On one trip to New York from St. Louis, when we had to change planes twice (and take three different flights) to get there, I patiently explained what a sling was about five times to five different people who told me I had to put our son in his carseat. I had one flight attendant tell me that I could not have my son in the sling for take-off as he could be killed or seriously injured in a crash. I said something about how if I could have him on my lap then the sling is the same thing. She insisted that I could have him on my lap but not in the sling. I repsonded that I was going to have my baby in the sling and I was going to be breastfeeding him when the plane took off and that it was my choice to do so and there was nothing she could do about it. She left me alone for the rest of the flight but had a male flight attendant answer our call when we dinged to ask for another blanket. She glared at me as we exited the plane. I just smiled back at her. Happy baby, happy mom.
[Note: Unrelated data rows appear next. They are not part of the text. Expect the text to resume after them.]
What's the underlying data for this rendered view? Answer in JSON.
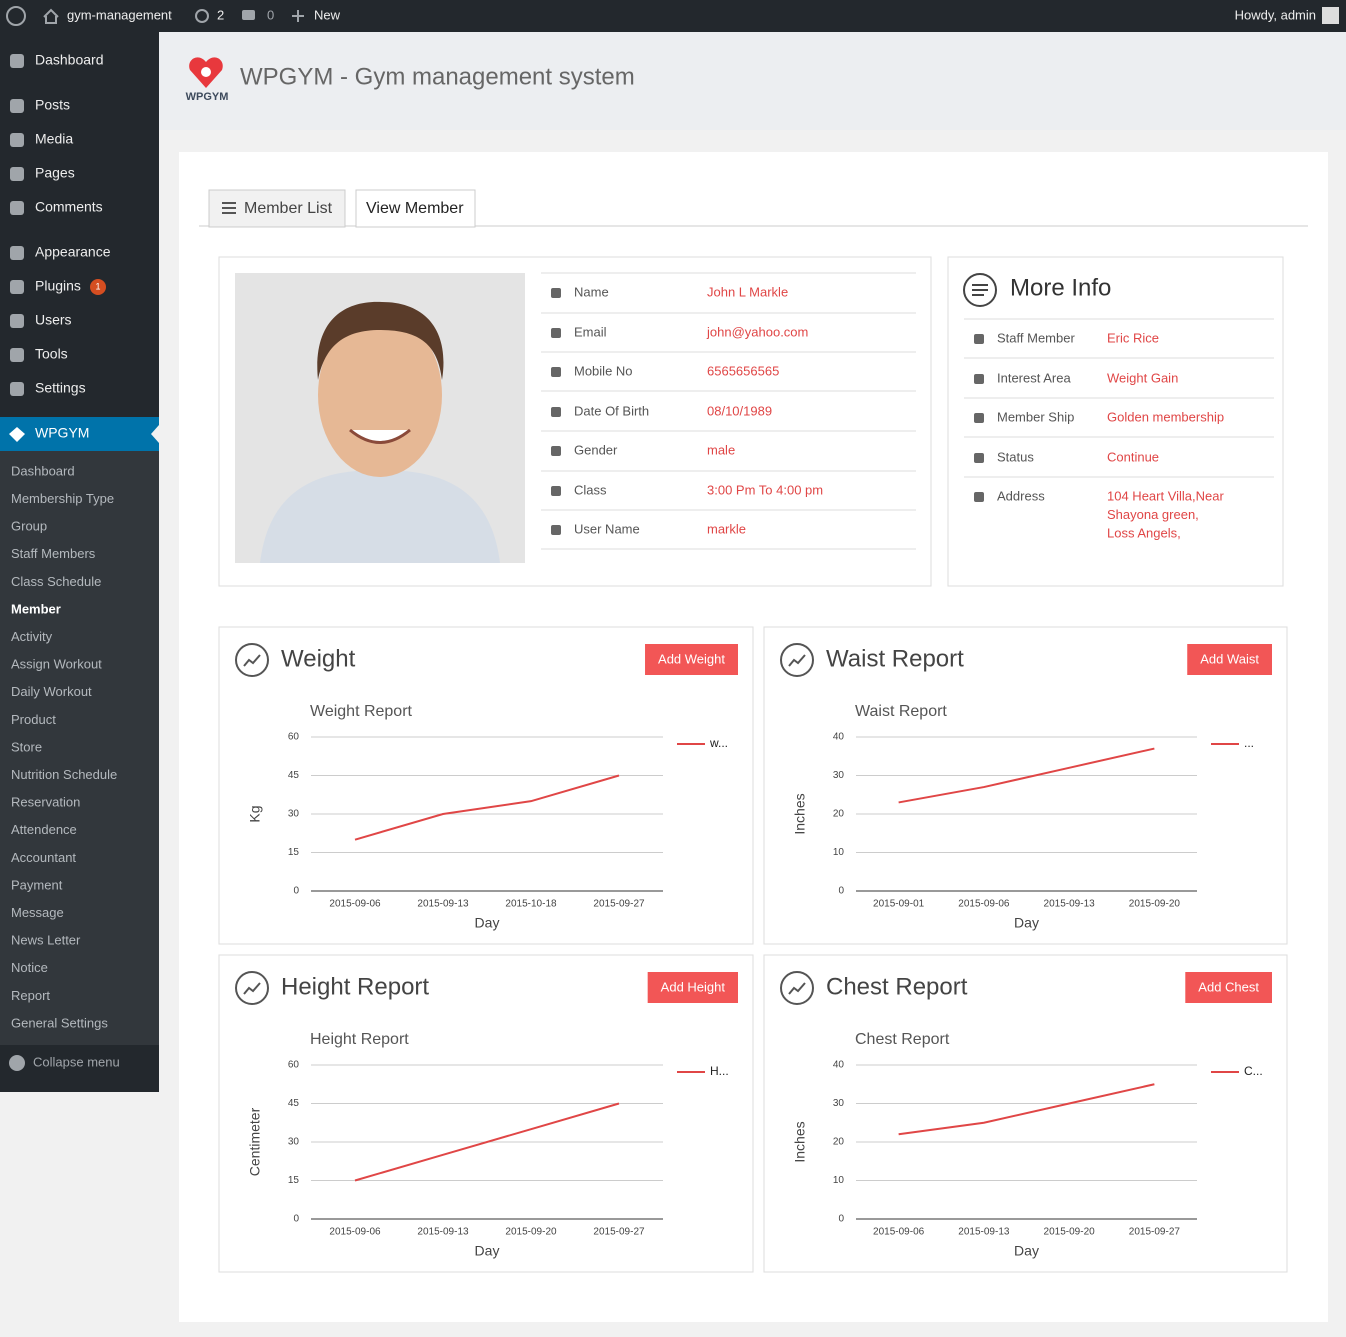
{
  "admin_bar": {
    "site_name": "gym-management",
    "updates": "2",
    "comments": "0",
    "new": "New",
    "howdy": "Howdy, admin"
  },
  "sidebar": {
    "menu": [
      "Dashboard",
      "Posts",
      "Media",
      "Pages",
      "Comments",
      "Appearance",
      "Plugins",
      "Users",
      "Tools",
      "Settings"
    ],
    "plugins_badge": "1",
    "plugin": "WPGYM",
    "submenu": [
      "Dashboard",
      "Membership Type",
      "Group",
      "Staff Members",
      "Class Schedule",
      "Member",
      "Activity",
      "Assign Workout",
      "Daily Workout",
      "Product",
      "Store",
      "Nutrition Schedule",
      "Reservation",
      "Attendence",
      "Accountant",
      "Payment",
      "Message",
      "News Letter",
      "Notice",
      "Report",
      "General Settings"
    ],
    "collapse": "Collapse menu"
  },
  "header": {
    "logo_text": "WPGYM",
    "title": "WPGYM - Gym management system"
  },
  "tabs": [
    "Member List",
    "View Member"
  ],
  "member": [
    {
      "label": "Name",
      "value": "John L Markle"
    },
    {
      "label": "Email",
      "value": "john@yahoo.com"
    },
    {
      "label": "Mobile No",
      "value": "6565656565"
    },
    {
      "label": "Date Of Birth",
      "value": "08/10/1989"
    },
    {
      "label": "Gender",
      "value": "male"
    },
    {
      "label": "Class",
      "value": "3:00 Pm To 4:00 pm"
    },
    {
      "label": "User Name",
      "value": "markle"
    }
  ],
  "more_info": {
    "title": "More Info",
    "rows": [
      {
        "label": "Staff Member",
        "value": [
          "Eric Rice"
        ]
      },
      {
        "label": "Interest Area",
        "value": [
          "Weight Gain"
        ]
      },
      {
        "label": "Member Ship",
        "value": [
          "Golden membership"
        ]
      },
      {
        "label": "Status",
        "value": [
          "Continue"
        ]
      },
      {
        "label": "Address",
        "value": [
          "104 Heart Villa,Near",
          "Shayona green,",
          "Loss Angels,"
        ]
      }
    ]
  },
  "chart_data": [
    {
      "type": "line",
      "panel_title": "Weight",
      "button": "Add Weight",
      "title": "Weight Report",
      "y_label": "Kg",
      "x_label": "Day",
      "categories": [
        "2015-09-06",
        "2015-09-13",
        "2015-10-18",
        "2015-09-27"
      ],
      "series": [
        {
          "name": "w...",
          "color": "#e04646",
          "values": [
            20,
            30,
            35,
            45
          ]
        }
      ],
      "ylim": [
        0,
        60
      ],
      "yticks": [
        0,
        15,
        30,
        45,
        60
      ],
      "grid": true
    },
    {
      "type": "line",
      "panel_title": "Waist Report",
      "button": "Add Waist",
      "title": "Waist Report",
      "y_label": "Inches",
      "x_label": "Day",
      "categories": [
        "2015-09-01",
        "2015-09-06",
        "2015-09-13",
        "2015-09-20"
      ],
      "series": [
        {
          "name": "...",
          "color": "#e04646",
          "values": [
            23,
            27,
            32,
            37
          ]
        }
      ],
      "ylim": [
        0,
        40
      ],
      "yticks": [
        0,
        10,
        20,
        30,
        40
      ],
      "grid": true
    },
    {
      "type": "line",
      "panel_title": "Height Report",
      "button": "Add Height",
      "title": "Height Report",
      "y_label": "Centimeter",
      "x_label": "Day",
      "categories": [
        "2015-09-06",
        "2015-09-13",
        "2015-09-20",
        "2015-09-27"
      ],
      "series": [
        {
          "name": "H...",
          "color": "#e04646",
          "values": [
            15,
            25,
            35,
            45
          ]
        }
      ],
      "ylim": [
        0,
        60
      ],
      "yticks": [
        0,
        15,
        30,
        45,
        60
      ],
      "grid": true
    },
    {
      "type": "line",
      "panel_title": "Chest Report",
      "button": "Add Chest",
      "title": "Chest Report",
      "y_label": "Inches",
      "x_label": "Day",
      "categories": [
        "2015-09-06",
        "2015-09-13",
        "2015-09-20",
        "2015-09-27"
      ],
      "series": [
        {
          "name": "C...",
          "color": "#e04646",
          "values": [
            22,
            25,
            30,
            35
          ]
        }
      ],
      "ylim": [
        0,
        40
      ],
      "yticks": [
        0,
        10,
        20,
        30,
        40
      ],
      "grid": true
    }
  ]
}
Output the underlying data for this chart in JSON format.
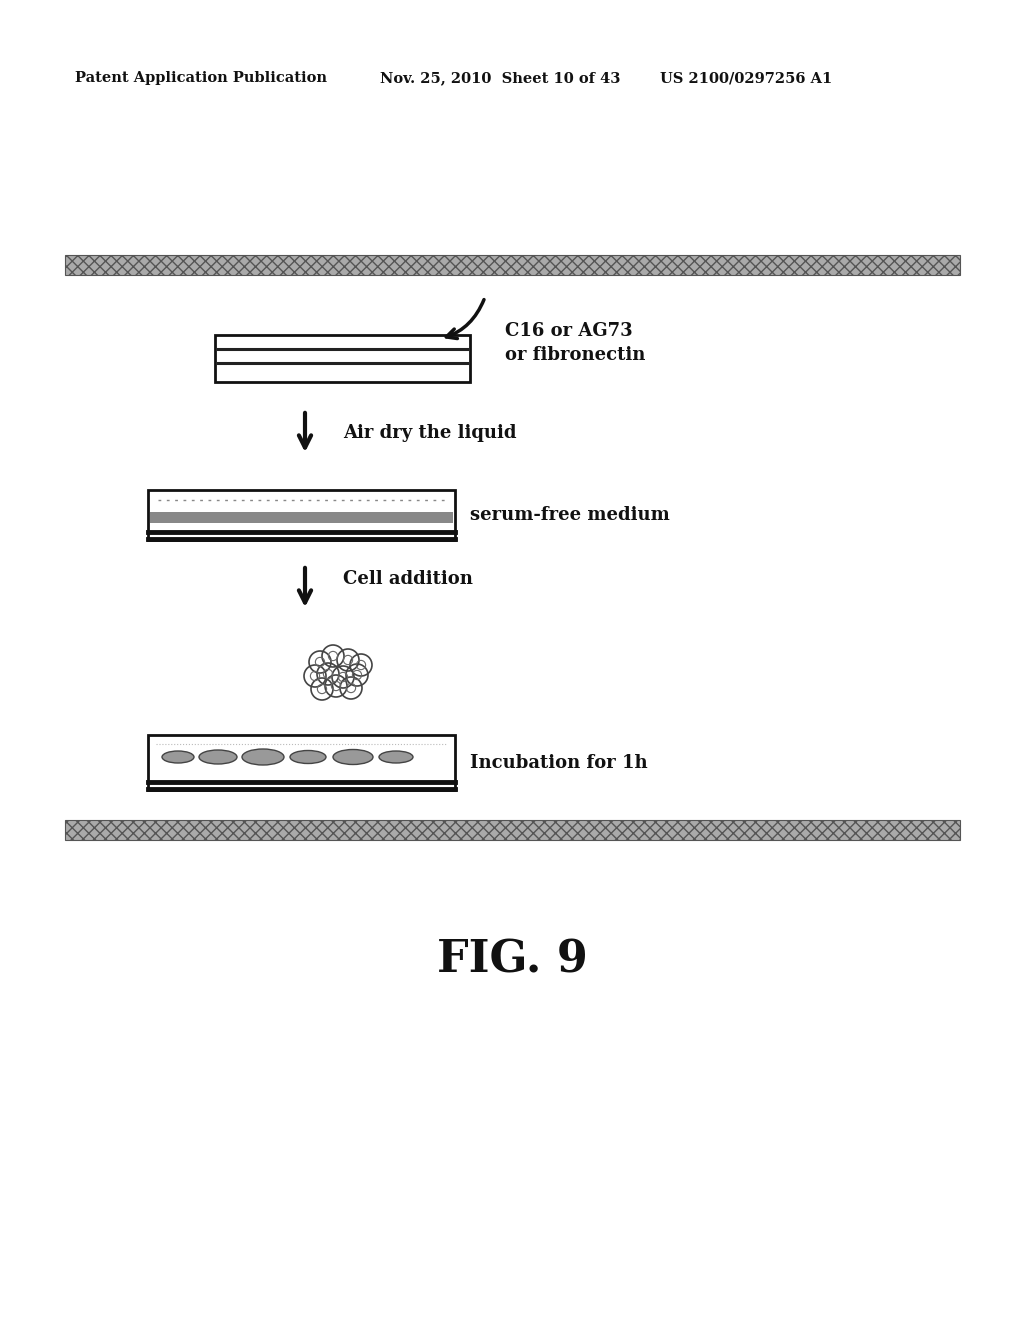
{
  "background_color": "#ffffff",
  "header_left": "Patent Application Publication",
  "header_mid": "Nov. 25, 2010  Sheet 10 of 43",
  "header_right": "US 2100/0297256 A1",
  "fig_label": "FIG. 9",
  "step1_label": "C16 or AG73\nor fibronectin",
  "step2_label": "Air dry the liquid",
  "step3_label": "serum-free medium",
  "step4_label": "Cell addition",
  "step5_label": "Incubation for 1h",
  "text_color": "#111111",
  "band_color": "#999999",
  "band_hatch_color": "#555555"
}
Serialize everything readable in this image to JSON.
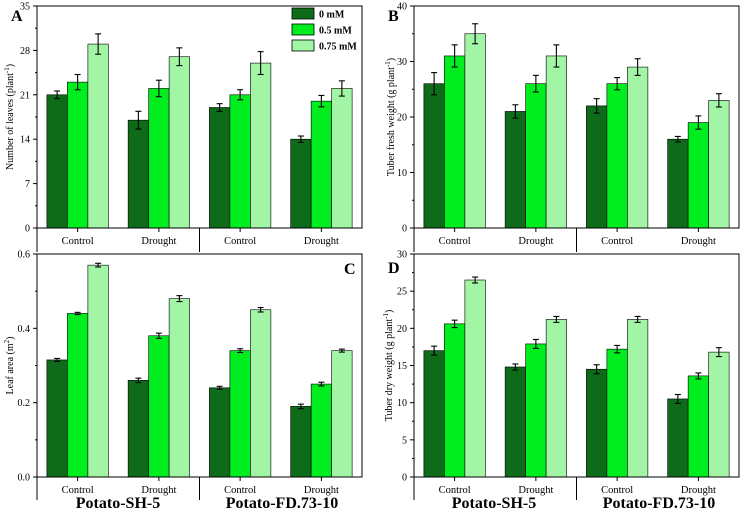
{
  "colors": {
    "c0": "#0e6b1a",
    "c1": "#00ee1f",
    "c2": "#a3f5a6"
  },
  "legend": [
    "0 mM",
    "0.5 mM",
    "0.75 mM"
  ],
  "group_labels": [
    "Potato-SH-5",
    "Potato-FD.73-10"
  ],
  "chart_data": [
    {
      "type": "bar",
      "panel": "A",
      "ylabel": "Number of leaves (plant",
      "ylabel_sup": "-1",
      "ylabel_end": ")",
      "ylim": [
        0,
        35
      ],
      "yticks": [
        0,
        7,
        14,
        21,
        28,
        35
      ],
      "ytick_labels": [
        "0",
        "7",
        "14",
        "21",
        "28",
        "35"
      ],
      "categories": [
        "Control",
        "Drought",
        "Control",
        "Drought"
      ],
      "legend_placement": "top-right",
      "series": [
        {
          "name": "0 mM",
          "values": [
            21,
            17,
            19,
            14
          ],
          "errors": [
            0.6,
            1.4,
            0.6,
            0.5
          ]
        },
        {
          "name": "0.5 mM",
          "values": [
            23,
            22,
            21,
            20
          ],
          "errors": [
            1.2,
            1.3,
            0.8,
            0.9
          ]
        },
        {
          "name": "0.75 mM",
          "values": [
            29,
            27,
            26,
            22
          ],
          "errors": [
            1.6,
            1.4,
            1.8,
            1.2
          ]
        }
      ]
    },
    {
      "type": "bar",
      "panel": "B",
      "ylabel": "Tuber fresh weight (g plant",
      "ylabel_sup": "-1",
      "ylabel_end": ")",
      "ylim": [
        0,
        40
      ],
      "yticks": [
        0,
        10,
        20,
        30,
        40
      ],
      "ytick_labels": [
        "0",
        "10",
        "20",
        "30",
        "40"
      ],
      "categories": [
        "Control",
        "Drought",
        "Control",
        "Drought"
      ],
      "series": [
        {
          "name": "0 mM",
          "values": [
            26,
            21,
            22,
            16
          ],
          "errors": [
            2.0,
            1.2,
            1.3,
            0.5
          ]
        },
        {
          "name": "0.5 mM",
          "values": [
            31,
            26,
            26,
            19
          ],
          "errors": [
            2.0,
            1.5,
            1.1,
            1.2
          ]
        },
        {
          "name": "0.75 mM",
          "values": [
            35,
            31,
            29,
            23
          ],
          "errors": [
            1.8,
            2.0,
            1.5,
            1.2
          ]
        }
      ]
    },
    {
      "type": "bar",
      "panel": "C",
      "ylabel": "Leaf area (m",
      "ylabel_sup": "2",
      "ylabel_end": ")",
      "ylim": [
        0,
        0.6
      ],
      "yticks": [
        0,
        0.2,
        0.4,
        0.6
      ],
      "ytick_labels": [
        "0.0",
        "0.2",
        "0.4",
        "0.6"
      ],
      "categories": [
        "Control",
        "Drought",
        "Control",
        "Drought"
      ],
      "series": [
        {
          "name": "0 mM",
          "values": [
            0.315,
            0.26,
            0.24,
            0.19
          ],
          "errors": [
            0.004,
            0.006,
            0.004,
            0.006
          ]
        },
        {
          "name": "0.5 mM",
          "values": [
            0.44,
            0.38,
            0.34,
            0.25
          ],
          "errors": [
            0.003,
            0.007,
            0.005,
            0.005
          ]
        },
        {
          "name": "0.75 mM",
          "values": [
            0.57,
            0.48,
            0.45,
            0.34
          ],
          "errors": [
            0.005,
            0.008,
            0.006,
            0.004
          ]
        }
      ]
    },
    {
      "type": "bar",
      "panel": "D",
      "ylabel": "Tuber dry weight (g plant",
      "ylabel_sup": "-1",
      "ylabel_end": ")",
      "ylim": [
        0,
        30
      ],
      "yticks": [
        0,
        5,
        10,
        15,
        20,
        25,
        30
      ],
      "ytick_labels": [
        "0",
        "5",
        "10",
        "15",
        "20",
        "25",
        "30"
      ],
      "categories": [
        "Control",
        "Drought",
        "Control",
        "Drought"
      ],
      "series": [
        {
          "name": "0 mM",
          "values": [
            17,
            14.8,
            14.5,
            10.5
          ],
          "errors": [
            0.6,
            0.4,
            0.6,
            0.6
          ]
        },
        {
          "name": "0.5 mM",
          "values": [
            20.6,
            17.9,
            17.2,
            13.6
          ],
          "errors": [
            0.5,
            0.6,
            0.5,
            0.4
          ]
        },
        {
          "name": "0.75 mM",
          "values": [
            26.5,
            21.2,
            21.2,
            16.8
          ],
          "errors": [
            0.4,
            0.4,
            0.4,
            0.6
          ]
        }
      ]
    }
  ]
}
I can’t even imagine if I had been asked to leave the flight for refusing to buckle my infant son into his car seat during takeoff. We had not even paid for a seat for him and had been allowed to bring the carseat on at the last minute since there was an emtpy seat next to mine. I think that was probably the only reason she didn’t make a bigger deal out of it.
Why am I going on and on about this? I don’t know. I think I am just sick and tired of people who think that they can tell us parents how to raise our children. The Scolders. Those who think they know more about the proper care and feeding of a baby than the baby’s own mother. Baby experts and baby cops need to take a permanent time-out. They are often “childless by choice” (or the father who was in medical school and doing his residency while mom was home raising the kids he is a so-called expert on parenting) and have no Earthly idea what they are talking about- but yet we are supposed to be concerned about their sensibilities? Children ought to come first. Adults ought to have the maturity to turn the other cheek of they don’t like something. The intense needs of a baby who has to nurse on an airplane to feel comfortable and safe are more important than a flight attendant who is fully capable of averting her eyes.
After all, our children will be their doctors, fire fighters, lawyers, and nurses someday. They will be glad then that we breastfed them and attachment parented them and homeschooled/private schooled them. But until then, because we tend to be a kind and tolerant lot, we will put up with their whining. We are parents, and that’s what we do.